A trademark represents the goodwill of a business. Common law rights to your mark arise from use of the mark in connection with the public sale of goods or services. However, those rights are limited to the geographic region in which the mark is used.

Registering your mark with the United States Patent and Trademark Office provides additional benefits, including the possibility of recovering statutory or treble damages prevent the registration of confusingly similar marks, and in certain cases, providing actual notice of your use of the mark. Trademark protection generally lasts as long as the mark is used in commerce, with certain renewal requirements.

Federal registration for a trademark is made by submitting an application, a sample of your use of the mark, and the appropriate fee to the USPTO.

To protect your mark, first determine if your mark is already in use by another party. If not, affix the common law trademark “™” symbol to your mark. Next, file an application with the USPTO for federal registration of your mark. Once your mark is approved, you may replace the ™ symbol on your mark with the ® symbol, indicating your mark is a registered trademark.
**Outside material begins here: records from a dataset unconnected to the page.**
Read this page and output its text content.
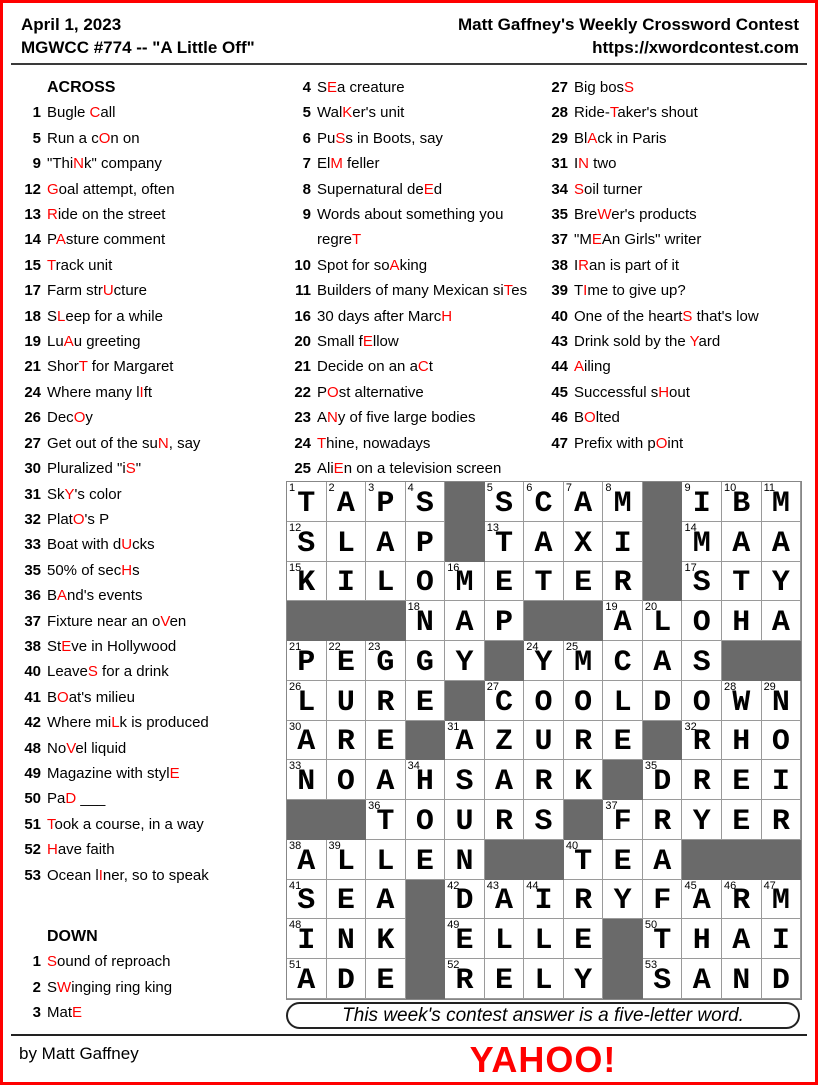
April 1, 2023	Matt Gaffney's Weekly Crossword Contest
MGWCC #774 -- "A Little Off"	https://xwordcontest.com
ACROSS
1 Bugle Call
5 Run a cOn on
9 "ThiNk" company
12 Goal attempt, often
13 Ride on the street
14 PAsture comment
15 Track unit
17 Farm strUcture
18 SLeep for a while
19 LuAu greeting
21 ShorT for Margaret
24 Where many lIft
26 DecOy
27 Get out of the suN, say
30 Pluralized "iS"
31 SkY's color
32 PlatO's P
33 Boat with dUcks
35 50% of secHs
36 BAnd's events
37 Fixture near an oVen
38 StEve in Hollywood
40 LeaveS for a drink
41 BOat's milieu
42 Where miLk is produced
48 NoVel liquid
49 Magazine with stylE
50 PaD ___
51 Took a course, in a way
52 Have faith
53 Ocean lIner, so to speak
DOWN
1 Sound of reproach
2 SWinging ring king
3 MatE
4 SEa creature
5 WalKer's unit
6 PuSs in Boots, say
7 ElM feller
8 Supernatural deEd
9 Words about something you regreT
10 Spot for soAking
11 Builders of many Mexican siTes
16 30 days after MarcH
20 Small fEllow
21 Decide on an aCt
22 POst alternative
23 ANy of five large bodies
24 Thine, nowadays
25 AliEn on a television screen
27 Big bosS
28 Ride-Taker's shout
29 BlAck in Paris
31 IN two
34 Soil turner
35 BreWer's products
37 "MEAn Girls" writer
38 IRan is part of it
39 TIme to give up?
40 One of the heartS that's low
43 Drink sold by the Yard
44 Ailing
45 Successful sHout
46 BOlted
47 Prefix with pOint
1 T	2 A	3 P	4 S	5 S	6 C	7 A	8 M	9 I	10
B	11
M
12
S L A P	13
T A X I	14
M A A
15
K I L O	16
M E T E R	17
S T Y
18
N A P	19
A	20
L O H A
21
P	22
E	23
G G Y	24
Y	25
M C A S
26
L U R E	27
C O O L D O	28
W	29
N
30
A R E	31
A Z U R E	32
R H O
33
N O A	34
H S A R K	35
D R E I
36
T O U R S	37
F R Y E R
38
A	39
L L E N	40
T E A
41
S E A	42
D	43
A	44
I R Y F	45
A	46
R	47
M
48
I N K	49
E L L E	50
T H A I
51
A D E	52
R E L Y	53
S A N D
This week's contest answer is a five-letter word.
by Matt Gaffney	YAHOO!
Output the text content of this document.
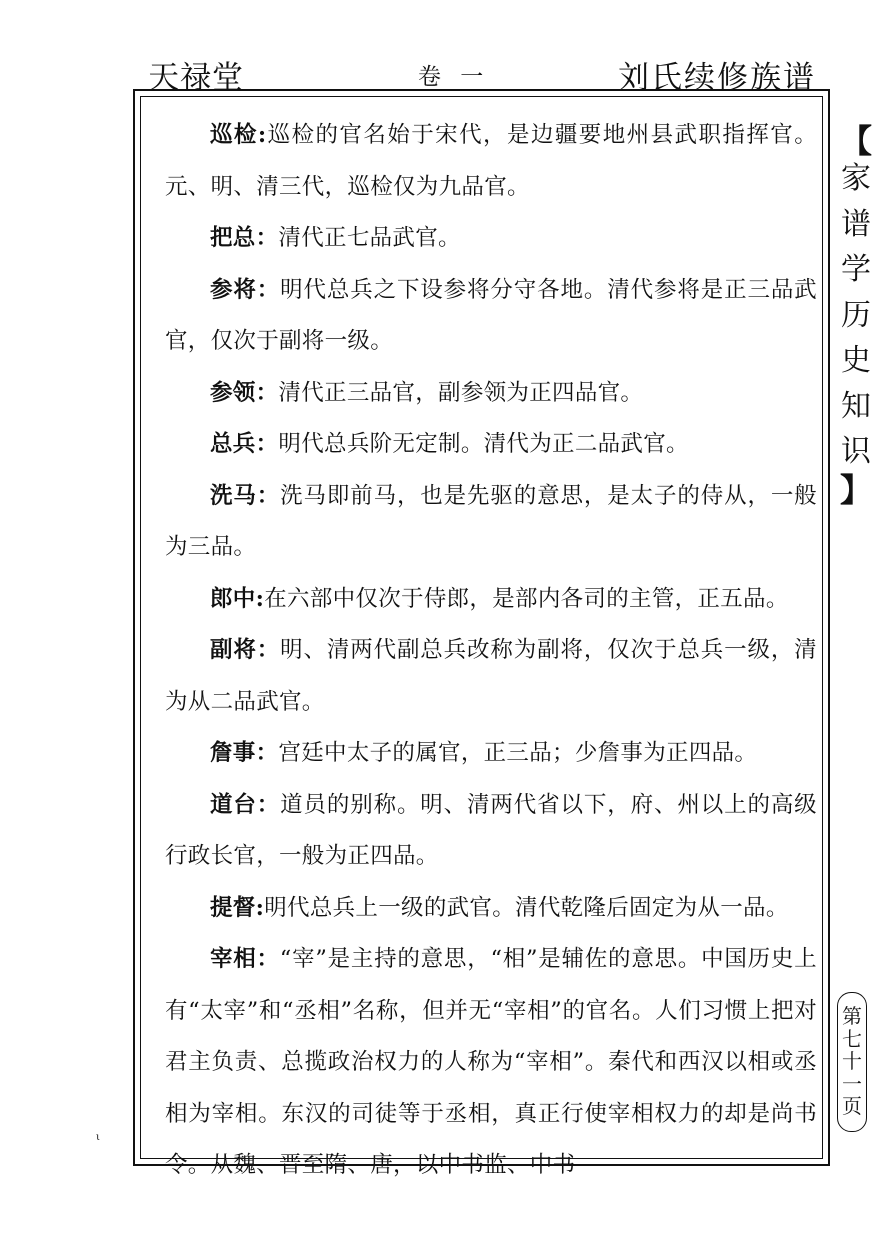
天禄堂	卷 一	刘氏续修族谱

巡检:巡检的官名始于宋代，是边疆要地州县武职指挥官。元、明、清三代，巡检仅为九品官。

把总：清代正七品武官。

参将：明代总兵之下设参将分守各地。清代参将是正三品武官，仅次于副将一级。

参领：清代正三品官，副参领为正四品官。

总兵：明代总兵阶无定制。清代为正二品武官。

洗马：洗马即前马，也是先驱的意思，是太子的侍从，一般为三品。

郎中:在六部中仅次于侍郎，是部内各司的主管，正五品。

副将：明、清两代副总兵改称为副将，仅次于总兵一级，清为从二品武官。

詹事：宫廷中太子的属官，正三品；少詹事为正四品。

道台：道员的别称。明、清两代省以下，府、州以上的高级行政长官，一般为正四品。

提督:明代总兵上一级的武官。清代乾隆后固定为从一品。

宰相：“宰”是主持的意思，“相”是辅佐的意思。中国历史上有“太宰”和“丞相”名称，但并无“宰相”的官名。人们习惯上把对君主负责、总揽政治权力的人称为“宰相”。秦代和西汉以相或丞相为宰相。东汉的司徒等于丞相，真正行使宰相权力的却是尚书令。从魏、晋至隋、唐，以中书监、中书

【
家
谱
学
历
史
知
识
】
第
七
十
一
页
ι
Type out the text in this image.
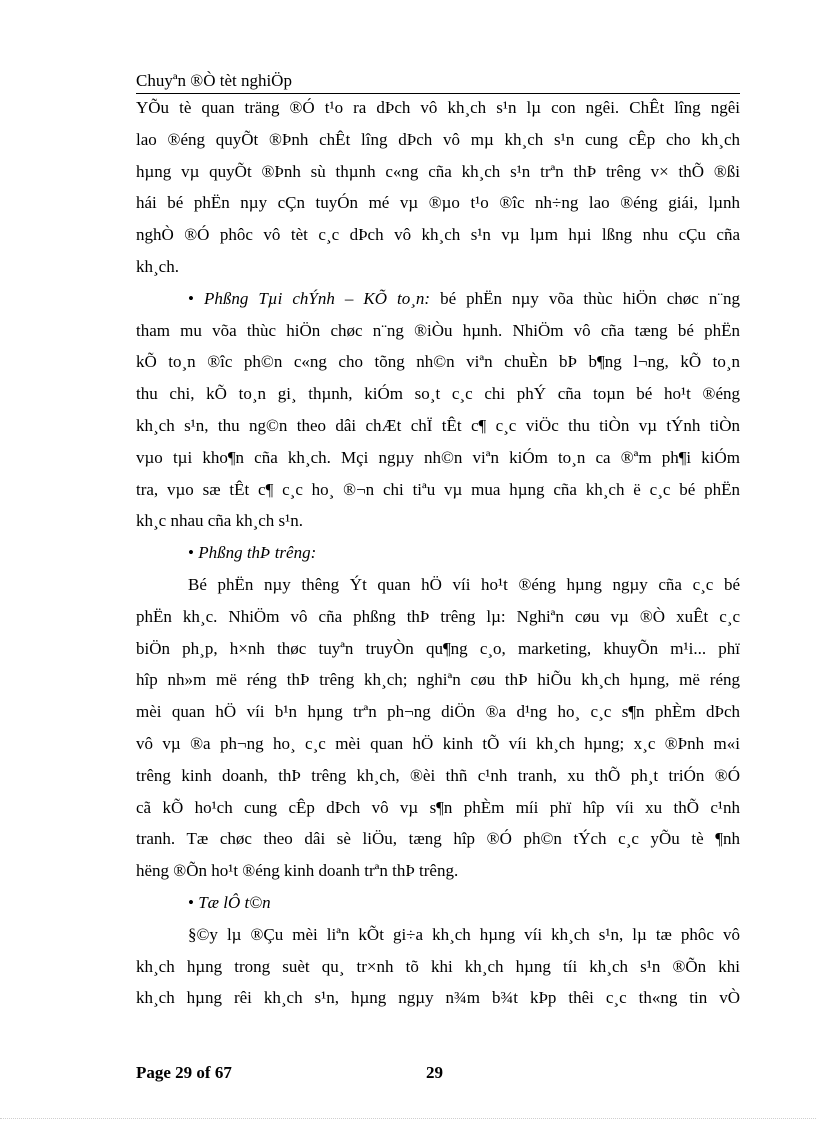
Chuyªn ®Ò tèt nghiÖp
YÕu tè quan träng ®Ó t¹o ra dÞch vô kh¸ch s¹n lµ con ngêi. ChÊt lîng ngêi
lao ®éng quyÕt ®Þnh chÊt lîng dÞch vô mµ kh¸ch s¹n cung cÊp cho kh¸ch
hµng vµ quyÕt ®Þnh sù thµnh c«ng cña kh¸ch s¹n trªn thÞ trêng v× thÕ ®ßi
hái bé phËn nµy cÇn tuyÓn mé vµ ®µo t¹o ®îc nh÷ng lao ®éng giái, lµnh
nghÒ ®Ó phôc vô tèt c¸c dÞch vô kh¸ch s¹n vµ lµm hµi lßng nhu cÇu cña
kh¸ch.
• Phßng Tµi chÝnh – KÕ to¸n: bé phËn nµy võa thùc hiÖn chøc n¨ng
tham mu võa thùc hiÖn chøc n¨ng ®iÒu hµnh. NhiÖm vô cña tæng bé phËn
kÕ to¸n ®îc ph©n c«ng cho tõng nh©n viªn chuÈn bÞ b¶ng l¬ng, kÕ to¸n
thu chi, kÕ to¸n gi¸ thµnh, kiÓm so¸t c¸c chi phÝ cña toµn bé ho¹t ®éng
kh¸ch s¹n, thu ng©n theo dâi chÆt chÏ tÊt c¶ c¸c viÖc thu tiÒn vµ tÝnh tiÒn
vµo tµi kho¶n cña kh¸ch. Mçi ngµy nh©n viªn kiÓm to¸n ca ®ªm ph¶i kiÓm
tra, vµo sæ tÊt c¶ c¸c ho¸ ®¬n chi tiªu vµ mua hµng cña kh¸ch ë c¸c bé phËn
kh¸c nhau cña kh¸ch s¹n.
• Phßng thÞ trêng:
Bé phËn nµy thêng Ýt quan hÖ víi ho¹t ®éng hµng ngµy cña c¸c bé
phËn kh¸c. NhiÖm vô cña phßng thÞ trêng lµ: Nghiªn cøu vµ ®Ò xuÊt c¸c
biÖn ph¸p, h×nh thøc tuyªn truyÒn qu¶ng c¸o, marketing, khuyÕn m¹i... phï
hîp nh»m më réng thÞ trêng kh¸ch; nghiªn cøu thÞ hiÕu kh¸ch hµng, më réng
mèi quan hÖ víi b¹n hµng trªn ph¬ng diÖn ®a d¹ng ho¸ c¸c s¶n phÈm dÞch
vô vµ ®a ph¬ng ho¸ c¸c mèi quan hÖ kinh tÕ víi kh¸ch hµng; x¸c ®Þnh m«i
trêng kinh doanh, thÞ trêng kh¸ch, ®èi thñ c¹nh tranh, xu thÕ ph¸t triÓn ®Ó
cã kÕ ho¹ch cung cÊp dÞch vô vµ s¶n phÈm míi phï hîp víi xu thÕ c¹nh
tranh. Tæ chøc theo dâi sè liÖu, tæng hîp ®Ó ph©n tÝch c¸c yÕu tè ¶nh
hëng ®Õn ho¹t ®éng kinh doanh trªn thÞ trêng.
• Tæ lÔ t©n
§©y lµ ®Çu mèi liªn kÕt gi÷a kh¸ch hµng víi kh¸ch s¹n, lµ tæ phôc vô
kh¸ch hµng trong suèt qu¸ tr×nh tõ khi kh¸ch hµng tíi kh¸ch s¹n ®Õn khi
kh¸ch hµng rêi kh¸ch s¹n, hµng ngµy n¾m b¾t kÞp thêi c¸c th«ng tin vÒ
Page 29 of 67	29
As a trademark owner, it is your responsibility to monitor use of your mark, or confusingly similar marks, and police any infringing activity. Trademark infringement can have a drastic effect on the value of your mark and the goodwill of your business.

Patent

A patent is an exclusive ownership right in an invention granted by the United States Patent and Trademark Office. A patent grants the patent holder the right to exclude others from making, selling, using or importing the invention without authorization of the patent holder.

In order to receive approval by the USPTO, an invention must be new, useful and non-obvious, and must describe a process, machine, manufacture or composition of matter. Patents are not granted for mere ideas, but rather for the execution of the idea. Well known patents include the light bulb, electric motor, and, believe it or not, sliced bread.

The term of a patent is 20 years from the application date. With the adoption of the America Invents Act in 2011, the United States switched to a “first inventor to file” system, meaning the right to a patent is granted to the first person to file an application with the USPTO. Inventors that fail to file a patent application within one year of disclosing the invention to the public risk losing the rights to their invention.

Therefore, inventors of a patentable process or machine are encouraged to file for a patent prior to public release of the invention or any machines or processes that incorporate the invention.

As a patent, by definition, indicates registration with a governing body, common law patent rights do not exist. To protect your invention, you must register for a patent with the USPTO. Contact a patent attorney for assistance with the process.